Le 30 juillet 2024, le Conseil National de Transition a adopté le projet de loi organique déterminant le nombre, les dénominations et les limites territoriales des collectivités autonomes. Cette nouvelle disposition structure les collectivités autonomes en 23 provinces et 500 communes, dont 125 communes urbaines et 375 communes rurales. Il s’agit tout de même d’une avancée significative dans le processus de décentralisation du pays. Si au niveau des textes, l’on note une avancée, cependant il manque une véritable stratégie de financement de ces collectivités autonomes et plus globalement la stratégie de financement de nos territoires autonomes.
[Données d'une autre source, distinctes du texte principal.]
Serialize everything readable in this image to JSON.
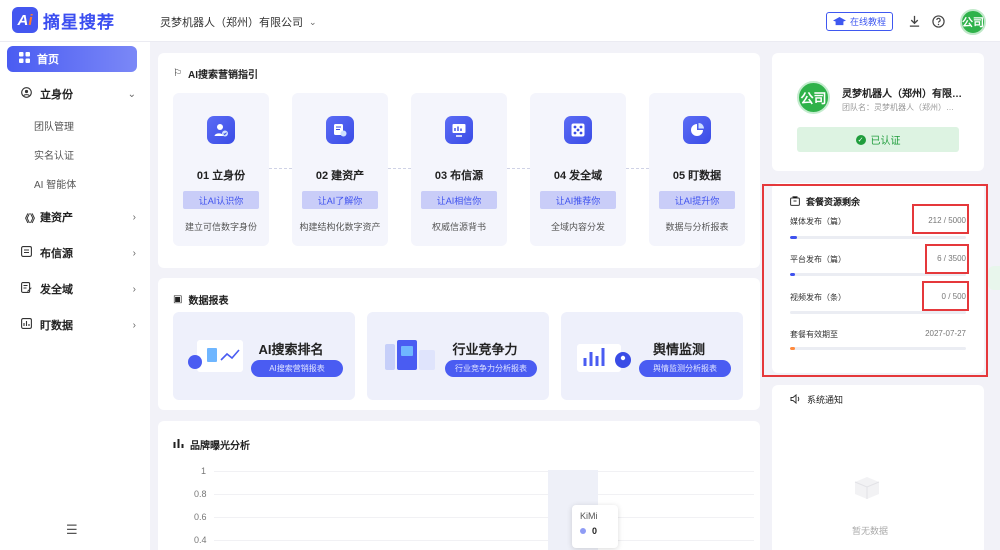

Dans cette tribune, nous proposons la mise en place d’une Banque Nationale pour le Développement des Territoires (BNDT) à laquelle nous assignons trois objectifs notamment (i) le financement en priorité des projets de développement local d’intérêt général dans les collectivités autonomes ; (ii) la promotion de l’inclusion financière et (iii) le financement des TPE et PME locale. L’idée est de mettre en place un véhicule financier capable de soutenir les collectivités dans le financement du développement local. Il est prévu que l’ensemble des collectivités aient leurs comptes dans cette banque. L’ensemble des transferts de l’État au profit de ces collectivités doit être logé dans ces comptes, ajouté à cela les parts des recettes fiscales collectées qui reviennent au profit des collectivités autonomes. Cette banque de développement est censée faire des prêts en priorité aux collectivités et également aux TPE et PME locales. Ces prêts doivent se faire à travers des taux bonifiés en fonction de la hiérarchie des priorités d’intérêt général, soit à travers des taux du marché (cas des TPE, PME, etc.). Une telle institution pourra mobiliser suffisamment de ressources financières et combler le déficit de financement dont souffrent nos collectivités autonomes.

Comment mobiliser les ressources pour la mise en place d’une telle institution financière ?
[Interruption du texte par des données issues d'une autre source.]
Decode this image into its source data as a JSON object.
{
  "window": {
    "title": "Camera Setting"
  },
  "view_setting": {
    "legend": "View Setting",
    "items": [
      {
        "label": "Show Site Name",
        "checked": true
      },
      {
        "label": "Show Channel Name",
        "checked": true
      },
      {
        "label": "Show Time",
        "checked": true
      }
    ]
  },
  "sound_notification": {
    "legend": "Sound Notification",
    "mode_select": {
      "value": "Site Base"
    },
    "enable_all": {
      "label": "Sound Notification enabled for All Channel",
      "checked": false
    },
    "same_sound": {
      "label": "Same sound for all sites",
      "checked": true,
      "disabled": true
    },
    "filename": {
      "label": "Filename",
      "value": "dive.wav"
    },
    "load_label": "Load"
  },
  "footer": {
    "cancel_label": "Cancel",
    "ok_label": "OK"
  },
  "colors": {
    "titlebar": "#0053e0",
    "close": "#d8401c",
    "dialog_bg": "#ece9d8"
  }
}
Le capital de cette banque de développement doit être détenu à majorité par l’État central qui par la suite, en fonction de sa contrainte budgétaire, pourrait ouvrir ce capital au privé, mais pas au-delà des 40%. Ceci permet à l’État d’avoir la main sur les projets d’intérêt général à financer dans le monde rural. Dans notre imagination, nous prévoyons une prise de participation majoritaire par le quatuor CNPS, CNRT, CARMI et FNDS. Cette liste peut faire l’objet d’un ajustement en fonction des réalités économiques du moment. Une autre possibilité serait de prélever 10 FCFA sur chaque litre vendu pour constituer le capital de cette banque de développement local. Il s’agit d’un effort national fait par chaque citoyen au profit du développement local. La mise en place de cette institution ne doit aucunement endetter davantage le pays. Les deux alternatives peuvent s’exécuter conjointement.
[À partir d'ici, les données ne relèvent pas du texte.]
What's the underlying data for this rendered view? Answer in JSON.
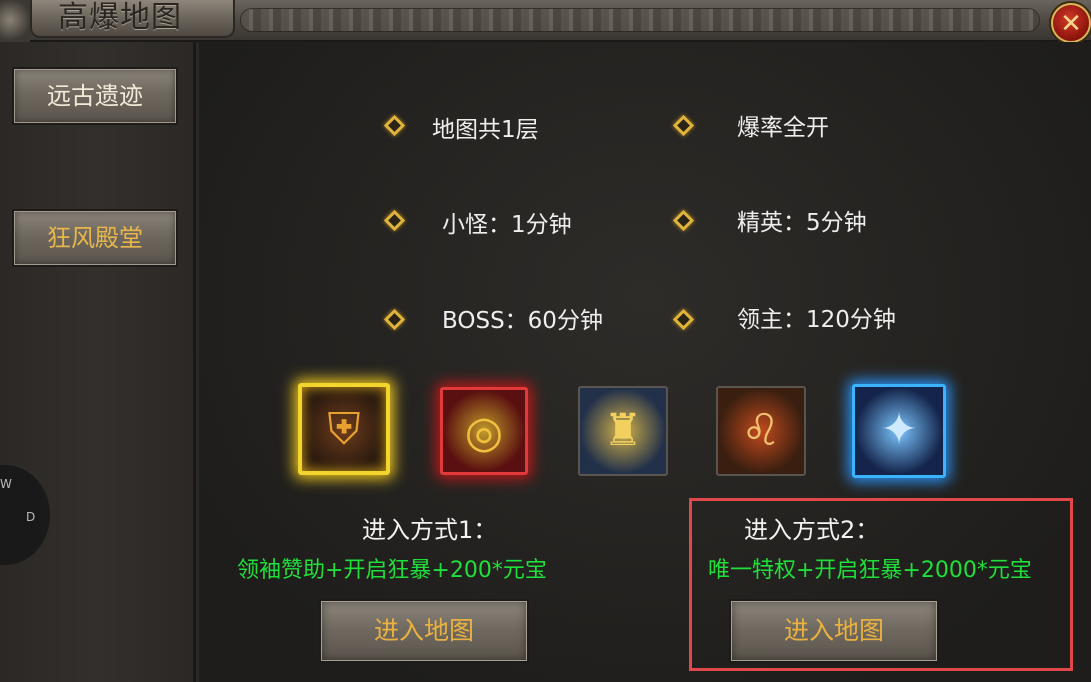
{
  "window": {
    "title": "高爆地图",
    "close_icon": "close-x-icon"
  },
  "sidebar": {
    "items": [
      {
        "label": "远古遗迹"
      },
      {
        "label": "狂风殿堂"
      }
    ]
  },
  "minimap": {
    "w": "W",
    "d": "D"
  },
  "info": {
    "floors": "地图共1层",
    "drop_rate": "爆率全开",
    "minion": "小怪：1分钟",
    "elite": "精英：5分钟",
    "boss": "BOSS：60分钟",
    "lord": "领主：120分钟"
  },
  "rewards": {
    "icons": [
      "golden-shield-icon",
      "red-ring-icon",
      "golden-armor-icon",
      "lion-head-icon",
      "blue-wings-icon"
    ]
  },
  "methods": [
    {
      "title": "进入方式1：",
      "desc": "领袖赞助+开启狂暴+200*元宝",
      "button": "进入地图"
    },
    {
      "title": "进入方式2：",
      "desc": "唯一特权+开启狂暴+2000*元宝",
      "button": "进入地图"
    }
  ],
  "colors": {
    "gold": "#e0b43a",
    "green": "#1fe03a",
    "highlight": "#e2474a"
  }
}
Le fonctionnement de la BNDT

La BNDT est dirigée par un Directeur général nommé par décret pour un mandat de quatre ans renouvelable une seule fois, assisté par une équipe de gestion. Un conseil de surveillance jouant le rôle du conseil d’administration doit être mis en place afin de contrôler la gestion de l’institution et fixer les orientations stratégiques. Le président du conseil de surveillance pourrait être soit le Ministre des Finances, soit le Secrétaire général de la Présidence ; ceci pour aligner les objectifs de la BNDT sur les orientations stratégiques du gouvernement en matière d’identification des secteurs prioritaires d’intérêt général à financer. Les membres du conseil d’administration doivent être choisis sur la base de leurs compétences, expériences et probité morale. Aucune personne condamnée pour des faits de détournement et/ou de malversation financière ne peut faire partie de l’équipe de direction, moins encore siégeant au conseil de surveillance. La BNDT doit avoir au moins une agence dans les provinces.

La BNDT est à notre modeste avis une réponse crédible et audacieuse pour mieux résoudre le problème de la disparité entre les grandes agglomérations urbaines et le monde rural. Elle contribuera à booster le développement local et pourra faciliter l’inclusion financière.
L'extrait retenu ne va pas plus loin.